I must stress that we had the early-bird menu, and perhaps the rest of the stuff it does is terrific, but I would have my doubts. Any restaurant that could dish up a slice of large-bore black pudding stuck into a round of tired and, I would imagine, reheated pastry, and then anoint the dish with what seemed to be a gloopy "port reduction" from a squeezy bottle is not doing itself or its customers any favours. The accompanying stewed apple was pleasant enough.

Little parcels of goat's cheese in kataifi pastry served with a kind of aubergine mush was not a bad idea in itself, and it certainly tasted a great deal more attractive than it looked. But when a dish arrives and one's first reaction is one of mild revulsion, it would appear that someone just doesn't care.

The kataifi was sparse, and the goat's cheese oozed out of it, making a pale picture of desolation. And this was placed on a dollop of beige sludge. I remember it as beige; my notes say grey. Whatever. It took some effort to taste it, but in terms of flavour it was okay.

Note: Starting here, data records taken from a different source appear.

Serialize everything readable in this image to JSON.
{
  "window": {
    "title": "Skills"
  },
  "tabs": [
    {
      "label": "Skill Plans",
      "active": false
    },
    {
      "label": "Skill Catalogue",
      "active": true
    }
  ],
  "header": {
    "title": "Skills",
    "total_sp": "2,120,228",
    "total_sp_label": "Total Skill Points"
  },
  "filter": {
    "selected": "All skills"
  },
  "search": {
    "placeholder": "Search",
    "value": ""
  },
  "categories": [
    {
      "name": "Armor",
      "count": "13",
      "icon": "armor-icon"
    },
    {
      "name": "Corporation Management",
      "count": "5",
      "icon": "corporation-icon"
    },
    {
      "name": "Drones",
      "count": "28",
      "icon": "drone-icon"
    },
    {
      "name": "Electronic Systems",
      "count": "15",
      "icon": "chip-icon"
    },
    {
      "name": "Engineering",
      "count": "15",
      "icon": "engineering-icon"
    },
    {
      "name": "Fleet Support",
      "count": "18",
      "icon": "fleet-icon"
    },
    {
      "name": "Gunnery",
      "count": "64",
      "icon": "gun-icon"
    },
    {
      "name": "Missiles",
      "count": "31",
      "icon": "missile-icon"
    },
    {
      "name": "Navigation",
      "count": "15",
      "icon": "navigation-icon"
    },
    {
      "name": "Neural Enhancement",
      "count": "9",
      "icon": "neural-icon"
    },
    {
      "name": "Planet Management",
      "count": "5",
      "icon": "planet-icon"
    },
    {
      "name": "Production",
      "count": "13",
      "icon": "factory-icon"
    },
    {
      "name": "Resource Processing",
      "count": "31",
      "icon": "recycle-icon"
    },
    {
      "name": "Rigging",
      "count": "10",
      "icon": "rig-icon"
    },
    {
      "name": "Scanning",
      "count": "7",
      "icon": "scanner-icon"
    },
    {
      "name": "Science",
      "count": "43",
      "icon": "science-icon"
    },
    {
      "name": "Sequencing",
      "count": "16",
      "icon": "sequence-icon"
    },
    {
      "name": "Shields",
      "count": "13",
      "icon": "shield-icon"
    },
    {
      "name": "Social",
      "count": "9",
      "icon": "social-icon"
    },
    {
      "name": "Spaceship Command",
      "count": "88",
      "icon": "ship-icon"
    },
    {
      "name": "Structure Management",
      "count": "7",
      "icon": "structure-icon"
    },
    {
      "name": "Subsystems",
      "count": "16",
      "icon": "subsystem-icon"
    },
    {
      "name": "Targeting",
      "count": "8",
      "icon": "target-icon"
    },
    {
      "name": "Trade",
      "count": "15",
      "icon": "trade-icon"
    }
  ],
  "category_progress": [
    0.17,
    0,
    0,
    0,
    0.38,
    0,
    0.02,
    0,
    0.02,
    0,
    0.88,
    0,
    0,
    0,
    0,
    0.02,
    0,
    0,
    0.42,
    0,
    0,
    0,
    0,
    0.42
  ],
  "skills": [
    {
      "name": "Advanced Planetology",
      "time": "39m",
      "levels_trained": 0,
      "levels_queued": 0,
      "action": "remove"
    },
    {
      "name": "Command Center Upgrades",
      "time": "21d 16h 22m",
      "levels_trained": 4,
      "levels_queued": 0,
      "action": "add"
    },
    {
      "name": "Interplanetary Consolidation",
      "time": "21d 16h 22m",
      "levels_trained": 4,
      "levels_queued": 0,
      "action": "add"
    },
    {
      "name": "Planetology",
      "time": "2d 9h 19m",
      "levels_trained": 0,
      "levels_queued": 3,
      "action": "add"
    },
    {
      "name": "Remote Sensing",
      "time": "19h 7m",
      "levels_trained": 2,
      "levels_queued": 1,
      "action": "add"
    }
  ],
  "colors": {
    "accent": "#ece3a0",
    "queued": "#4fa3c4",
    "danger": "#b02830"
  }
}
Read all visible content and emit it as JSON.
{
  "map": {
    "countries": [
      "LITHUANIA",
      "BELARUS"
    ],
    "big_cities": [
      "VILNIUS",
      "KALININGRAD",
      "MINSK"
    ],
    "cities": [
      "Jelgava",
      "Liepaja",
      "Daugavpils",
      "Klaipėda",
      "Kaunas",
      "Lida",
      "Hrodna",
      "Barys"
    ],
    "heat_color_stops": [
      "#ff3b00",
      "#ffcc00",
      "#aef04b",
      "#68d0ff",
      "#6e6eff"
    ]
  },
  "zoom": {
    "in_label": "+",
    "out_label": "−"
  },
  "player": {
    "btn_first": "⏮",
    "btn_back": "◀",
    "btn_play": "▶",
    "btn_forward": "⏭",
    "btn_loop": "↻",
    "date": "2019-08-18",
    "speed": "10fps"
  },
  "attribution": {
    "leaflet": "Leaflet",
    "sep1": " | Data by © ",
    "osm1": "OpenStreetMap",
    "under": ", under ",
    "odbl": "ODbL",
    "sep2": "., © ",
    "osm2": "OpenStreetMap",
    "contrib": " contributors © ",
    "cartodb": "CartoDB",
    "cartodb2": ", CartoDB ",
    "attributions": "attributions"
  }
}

Not very exciting, not very cleverly conceived, deeply unattractive to behold but reasonably pleasant if I closed my eyes.

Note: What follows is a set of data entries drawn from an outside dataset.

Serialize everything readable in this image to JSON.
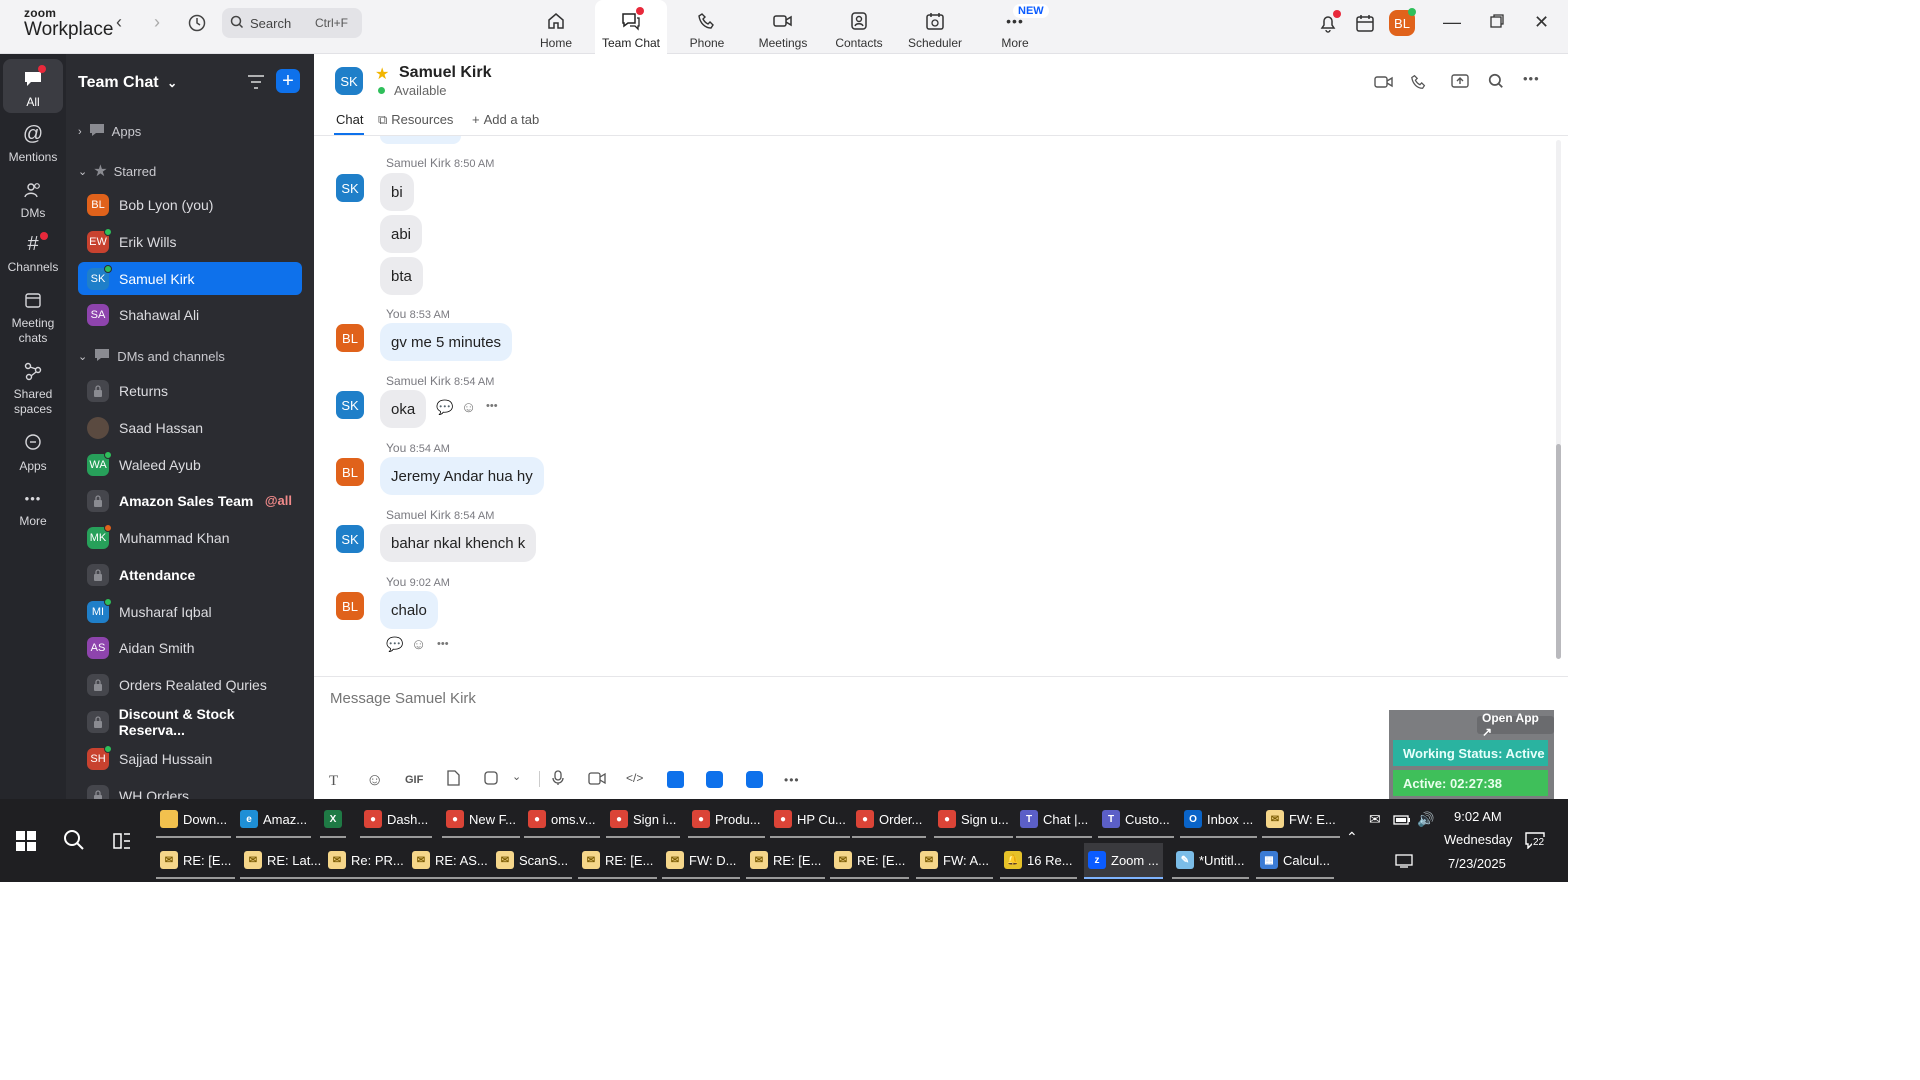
{
  "app": {
    "logo_top": "zoom",
    "logo_bottom": "Workplace"
  },
  "search": {
    "label": "Search",
    "shortcut": "Ctrl+F"
  },
  "top_tabs": [
    {
      "label": "Home"
    },
    {
      "label": "Team Chat"
    },
    {
      "label": "Phone"
    },
    {
      "label": "Meetings"
    },
    {
      "label": "Contacts"
    },
    {
      "label": "Scheduler"
    },
    {
      "label": "More",
      "badge": "NEW"
    }
  ],
  "user_avatar": "BL",
  "rail": [
    {
      "label": "All"
    },
    {
      "label": "Mentions"
    },
    {
      "label": "DMs"
    },
    {
      "label": "Channels"
    },
    {
      "label": "Meeting chats"
    },
    {
      "label": "Shared spaces"
    },
    {
      "label": "Apps"
    },
    {
      "label": "More"
    }
  ],
  "sidebar": {
    "title": "Team Chat",
    "apps_label": "Apps",
    "starred_label": "Starred",
    "starred": [
      {
        "initials": "BL",
        "name": "Bob Lyon (you)",
        "color": "#e0621b"
      },
      {
        "initials": "EW",
        "name": "Erik Wills",
        "color": "#c8422f"
      },
      {
        "initials": "SK",
        "name": "Samuel Kirk",
        "color": "#1f7fc9"
      },
      {
        "initials": "SA",
        "name": "Shahawal Ali",
        "color": "#8e44ad"
      }
    ],
    "dms_label": "DMs and channels",
    "dms": [
      {
        "type": "lock",
        "name": "Returns"
      },
      {
        "type": "photo",
        "name": "Saad Hassan"
      },
      {
        "initials": "WA",
        "name": "Waleed Ayub",
        "color": "#27a05a"
      },
      {
        "type": "lock",
        "name": "Amazon Sales Team",
        "bold": true,
        "tag": "@all"
      },
      {
        "initials": "MK",
        "name": "Muhammad Khan",
        "color": "#27a05a"
      },
      {
        "type": "lock",
        "name": "Attendance",
        "bold": true
      },
      {
        "initials": "MI",
        "name": "Musharaf Iqbal",
        "color": "#1f7fc9"
      },
      {
        "initials": "AS",
        "name": "Aidan Smith",
        "color": "#8e44ad"
      },
      {
        "type": "lock",
        "name": "Orders Realated Quries"
      },
      {
        "type": "lock",
        "name": "Discount & Stock Reserva...",
        "bold": true
      },
      {
        "initials": "SH",
        "name": "Sajjad Hussain",
        "color": "#c8422f"
      },
      {
        "type": "lock",
        "name": "WH Orders"
      }
    ]
  },
  "chat_header": {
    "initials": "SK",
    "name": "Samuel Kirk",
    "status": "Available",
    "tabs": [
      {
        "label": "Chat"
      },
      {
        "label": "Resources"
      },
      {
        "label": "Add a tab"
      }
    ]
  },
  "messages": [
    {
      "sender": "Samuel Kirk",
      "time": "8:50 AM",
      "initials": "SK",
      "color": "#1f7fc9",
      "texts": [
        "bi",
        "abi",
        "bta"
      ]
    },
    {
      "sender": "You",
      "time": "8:53 AM",
      "initials": "BL",
      "color": "#e0621b",
      "texts": [
        "gv me 5 minutes"
      ]
    },
    {
      "sender": "Samuel Kirk",
      "time": "8:54 AM",
      "initials": "SK",
      "color": "#1f7fc9",
      "texts": [
        "oka"
      ]
    },
    {
      "sender": "You",
      "time": "8:54 AM",
      "initials": "BL",
      "color": "#e0621b",
      "texts": [
        "Jeremy Andar hua hy"
      ]
    },
    {
      "sender": "Samuel Kirk",
      "time": "8:54 AM",
      "initials": "SK",
      "color": "#1f7fc9",
      "texts": [
        "bahar nkal khench k"
      ]
    },
    {
      "sender": "You",
      "time": "9:02 AM",
      "initials": "BL",
      "color": "#e0621b",
      "texts": [
        "chalo"
      ]
    }
  ],
  "composer": {
    "placeholder": "Message Samuel Kirk",
    "gif_label": "GIF"
  },
  "widget": {
    "open_app": "Open App ↗",
    "working_status": "Working Status: Active",
    "active_timer": "Active: 02:27:38"
  },
  "taskbar": {
    "row1": [
      {
        "label": "Down...",
        "icon": "folder"
      },
      {
        "label": "Amaz...",
        "icon": "edge"
      },
      {
        "label": "",
        "icon": "excel"
      },
      {
        "label": "Dash...",
        "icon": "chrome"
      },
      {
        "label": "New F...",
        "icon": "chrome"
      },
      {
        "label": "oms.v...",
        "icon": "chrome"
      },
      {
        "label": "Sign i...",
        "icon": "chrome"
      },
      {
        "label": "Produ...",
        "icon": "chrome"
      },
      {
        "label": "HP Cu...",
        "icon": "chrome"
      },
      {
        "label": "Order...",
        "icon": "chrome"
      },
      {
        "label": "Sign u...",
        "icon": "chrome"
      },
      {
        "label": "Chat |...",
        "icon": "teams"
      },
      {
        "label": "Custo...",
        "icon": "teams"
      },
      {
        "label": "Inbox ...",
        "icon": "outlook"
      },
      {
        "label": "FW: E...",
        "icon": "mail"
      }
    ],
    "row2": [
      {
        "label": "RE: [E...",
        "icon": "mail"
      },
      {
        "label": "RE: Lat...",
        "icon": "mail"
      },
      {
        "label": "Re: PR...",
        "icon": "mail"
      },
      {
        "label": "RE: AS...",
        "icon": "mail"
      },
      {
        "label": "ScanS...",
        "icon": "mail"
      },
      {
        "label": "RE: [E...",
        "icon": "mail"
      },
      {
        "label": "FW: D...",
        "icon": "mail"
      },
      {
        "label": "RE: [E...",
        "icon": "mail"
      },
      {
        "label": "RE: [E...",
        "icon": "mail"
      },
      {
        "label": "FW: A...",
        "icon": "mail"
      },
      {
        "label": "16 Re...",
        "icon": "bell"
      },
      {
        "label": "Zoom ...",
        "icon": "zoom"
      },
      {
        "label": "*Untitl...",
        "icon": "notepad"
      },
      {
        "label": "Calcul...",
        "icon": "calc"
      }
    ],
    "time": "9:02 AM",
    "day": "Wednesday",
    "date": "7/23/2025",
    "notif_count": "22"
  }
}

Main courses were a lot more encouraging. There was a proper lamb shank, well flavoured and with the moist flesh falling from the bone. This is how it should be done - too many restaurants reheat the dish from cold, which produces a waxy, greasy texture.

The ubiquitous confit pork belly, now compulsory on menus throughout Ireland, was one of the better examples I've tasted of late. The meat seemed to have been marinated in sharp but sweet apple juice, and it was cooked to crispness outside while retaining plenty of moisture within. There was also good crisp cabbage and a rather lacklustre scallion mash - or champ, as we tend to call it in this country.

The "crumble of the day" was apple. Apple puree, of baby-food texture, with a topping that involved pumpkin seeds and no great pleasure.

Ah, yes, the mysterious dessert. It was a sandwich of flaky pastry with a "summer berry compote". It wasn't bad, but the summer berries included blackberries, which, at the time of eating, were still hard and red in the hedgerows.

With one rather watery double espresso, two glasses of house white and a bottle of southern French red, the bill came to €112.60. tdoorley@irish-times.ie

The Belfry Restaurant, Ballynegal, Mullingar, Co Westmeath, 044-9342488, www.belfryrestaurant.com

Melodia Touraine Sauvignon Blanc (€23/€4.95 glass) had no varietal character whatsoever, and our red, Château L'Hermitage Costières de Nîmes 2003 (€35), was awful, a weird combination of over-ripeness and massive tannins.

Much better choices include the lovely Domaine de la Treille Fleurie (€32), the Kiwi Glazebrook Sauvignon Blanc (€28), the scrumptious Chinon rosé from Couly-Dutheil (€24) and Château Jolys, a Jurançon sticky for €20.50 a half-bottle. Taittinger NV champagne struck me as being way overpriced at €90. Henri Goutorbe NV, at €53, offers better value.